Being back in New York has me grappling once again with the notion of the structure of the city, as enveloping a situation as an ideology. Obviously there are layers within layers of decision makers and when the subway is delayed it is because someone somewhere made it so. And yet the experience of obstructed and facilitated motion is so discombublatingly organic compared to a jog in the woods, where the pace and the mind are in sync on the surface as the muscles and the neurons fire off in teams. Here it's all momentum, commuting in traffic with the laws of thermodynamics. I saw on television an interview this summer with a journalist imagining the world quietly disintegrating and also persisting after the disappearance of humanity, leaving behind a detrits of bronze sculptures and feral housepets; today I read the John Seabrook article in the New Yorker about the Global Seedbank on Spitsbergen in the Svalbard archipelago (where there is excellent terrain for cross-country skiing, incidentally) where they could collect noble heirloom plant seeds that could survive the apocalypse as a great big vegetable blight. (Spill some wine for that future passover.) So which is it anyway: screeching to a halt or skidding forever forward on the old tracks? How is it being involved, but not entirely accustomed?
I've been trying to give Farrah (yay!) good advice as she works on her novel in progress and find myself through lack of practice with fiction no longer acclimated to the basics, such as narration. It's amazing in a way that after a few hundred years of writing these things we just accept the feeling of this person writing with an "I" in which there is simply no context. I feel the same way when I turn on network television after a long time away, or right now as I wander by the propagandistic ad posters glued all over Manhattan: what a completely radical, noisy, totally artificial landscape to feel normal around. Astonishing what you don't even notice yourself getting used to. So I open a book and keep thinking, why are you telling me this. (Italics can be distributed as preferred.) Of course it's taken weblogs about ten minutes to normalize the converse relation of private/public journal. But obviously the mixture of voice and tense in fiction makes the problem all the more glaring--who are you and when did we get intimate, like waking into a marriage of amnesiacs, or at least one drunken one night stand...
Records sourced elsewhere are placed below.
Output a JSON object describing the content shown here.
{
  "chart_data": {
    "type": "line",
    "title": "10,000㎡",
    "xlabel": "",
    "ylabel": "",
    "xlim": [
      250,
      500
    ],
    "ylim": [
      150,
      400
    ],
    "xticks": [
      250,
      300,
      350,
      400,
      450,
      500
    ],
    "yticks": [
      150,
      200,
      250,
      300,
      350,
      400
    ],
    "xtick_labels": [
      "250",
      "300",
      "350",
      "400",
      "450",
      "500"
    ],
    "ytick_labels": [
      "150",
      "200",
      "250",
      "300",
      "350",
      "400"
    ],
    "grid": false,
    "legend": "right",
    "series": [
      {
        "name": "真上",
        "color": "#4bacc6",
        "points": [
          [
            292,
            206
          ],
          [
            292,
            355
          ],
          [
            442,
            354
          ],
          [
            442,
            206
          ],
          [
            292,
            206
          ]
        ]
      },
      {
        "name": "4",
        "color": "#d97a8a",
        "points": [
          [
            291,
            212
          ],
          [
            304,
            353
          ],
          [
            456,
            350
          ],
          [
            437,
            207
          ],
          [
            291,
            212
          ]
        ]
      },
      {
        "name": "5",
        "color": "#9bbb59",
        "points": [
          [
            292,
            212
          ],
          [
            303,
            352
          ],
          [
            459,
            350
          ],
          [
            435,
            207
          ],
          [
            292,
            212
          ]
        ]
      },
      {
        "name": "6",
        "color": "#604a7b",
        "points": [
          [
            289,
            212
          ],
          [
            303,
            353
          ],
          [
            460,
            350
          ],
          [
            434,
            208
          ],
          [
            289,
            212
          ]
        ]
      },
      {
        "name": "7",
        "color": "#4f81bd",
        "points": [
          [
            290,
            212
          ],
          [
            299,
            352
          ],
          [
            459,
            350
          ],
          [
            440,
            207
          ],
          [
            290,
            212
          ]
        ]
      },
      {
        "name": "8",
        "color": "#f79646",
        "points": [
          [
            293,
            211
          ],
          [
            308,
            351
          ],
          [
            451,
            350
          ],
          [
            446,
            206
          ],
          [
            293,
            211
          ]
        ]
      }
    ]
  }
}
I was reminded of this issue today browsing books in the Barnes and Nobles on Lexington at 86th st. (which boasts a surprisingly decent poetry section and should not be confused with the branch on 86th st east of Lexington, which doesn't) and getting sucked into Dorothea Lasky's Awe. It caught my eye because I had just been looking at H-NGM-N's web site yesterday and read about the flipbook-chapbook they made out of poems of hers and my Columbia mate Sam Amadon's. In any case, Awe was a fun discovery for the day and absolutely demonstrates the very unexplored weirdness of talk as a formal device. Lasky sometimes uses tiny emphatic Q and A intrusions into a smear of directed thoughts that suggest arrows shot off at funny angles and bouncing round to smack the archer. Let me answer my own questions, in other words, and with exclamation points. It might be a little slapstick but, you know, "poetic slapstick," as Pauline Kael said, and thus disarming and windowlike. I don't see tricks here so much as personality--there's a fair amount of the word God in the book (goes with Awe, perhaps) deployed I think as a placeholder for why anyone would tell anyone anything. Because, maybe, they already know? Funny, given my instant thought of Q and A in the bookstore that when I googled her name just now I came up with the above video of her literally being interviewed.
The other book I've been reading lately is Joanne Kyger's selected poems As Ever. I loved her poem "Carl Jung Greeted" in Stephanie Young's aforementioned Bay Poetics, which seriously ranges--psychology, politics, the cosmos--to capture a very accurate portrait it seemed to me of how it feels to feel these days. I found it fascinatingly hard to locate a copy of the book, despite its being published by Penguin--no copies for instance anywhere in Boston, so far as I could tell. Strange because it illustrates elegantly what can grow over decades in an Olsonian open field and it seems to me people that people would like that. I like this: "There was a long time in silence. For myself I can tell you that certain things give me limited pleasure for short stretches of time / but I do not know where to put them."
She can tell me, and I can tell you.